Skip to content

Dataset¤


source

Dataset¤

 Dataset ()

A pytorch-like Dataset class.


source

ArrayDataset¤

 ArrayDataset (*arrays:jax.Array, asnumpy:bool=True)

Dataset wrapping numpy arrays.

This is similar to torch.utils.data.TensorDataset, but it wrapps numpy arrays.

X = jnp.arange(10000).reshape(1000, 10)
y = jnp.arange(1000)
ds = ArrayDataset(X, y)
assert len(ds) == 1000

We index numpy arrays along the first dimension. Dataset indexing is done via ds[index].
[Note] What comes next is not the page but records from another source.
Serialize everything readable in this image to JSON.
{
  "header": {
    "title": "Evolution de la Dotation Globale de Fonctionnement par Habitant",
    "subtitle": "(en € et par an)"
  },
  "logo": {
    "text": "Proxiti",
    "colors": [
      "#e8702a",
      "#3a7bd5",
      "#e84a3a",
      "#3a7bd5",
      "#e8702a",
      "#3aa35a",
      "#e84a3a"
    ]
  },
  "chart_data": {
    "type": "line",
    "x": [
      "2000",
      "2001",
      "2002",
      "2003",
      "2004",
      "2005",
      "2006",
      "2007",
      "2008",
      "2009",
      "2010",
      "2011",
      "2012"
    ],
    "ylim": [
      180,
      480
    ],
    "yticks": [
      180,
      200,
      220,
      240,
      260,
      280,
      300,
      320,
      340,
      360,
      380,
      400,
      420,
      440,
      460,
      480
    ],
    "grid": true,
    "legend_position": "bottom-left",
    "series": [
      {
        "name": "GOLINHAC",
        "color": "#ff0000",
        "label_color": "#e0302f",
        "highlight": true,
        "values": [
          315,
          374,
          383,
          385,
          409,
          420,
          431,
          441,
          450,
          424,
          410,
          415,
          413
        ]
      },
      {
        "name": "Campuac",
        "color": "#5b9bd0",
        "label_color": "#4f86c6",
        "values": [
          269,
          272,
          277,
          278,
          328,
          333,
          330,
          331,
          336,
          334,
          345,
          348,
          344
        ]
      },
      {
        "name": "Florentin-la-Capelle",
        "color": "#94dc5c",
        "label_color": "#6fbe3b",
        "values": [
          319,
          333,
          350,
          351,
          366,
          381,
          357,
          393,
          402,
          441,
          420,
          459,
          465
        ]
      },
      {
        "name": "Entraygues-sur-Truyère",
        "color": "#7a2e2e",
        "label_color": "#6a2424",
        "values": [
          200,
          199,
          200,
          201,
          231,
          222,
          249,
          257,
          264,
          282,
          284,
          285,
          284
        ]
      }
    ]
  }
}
x1, y1 = ds[1] # get the first sample
assert jnp.array_equal(x1, X[1])
assert jnp.array_equal(y1, y[1])

x10, y10 = ds[:10]
assert jnp.array_equal(x10, X[:10])
assert jnp.array_equal(y10, y[:10])

By default, ArrayDataset stores arrays as numpy.array.

x, _ = ds[:10]
assert isinstance(x, np.ndarray)
assert not isinstance(x, jnp.ndarray)

If you want to store the array type the way you passed, you can simply pass asnumpy=False.

ds = ArrayDataset(X, y, asnumpy=False)
x, _ = ds[:10]
assert isinstance(x, jnp.ndarray)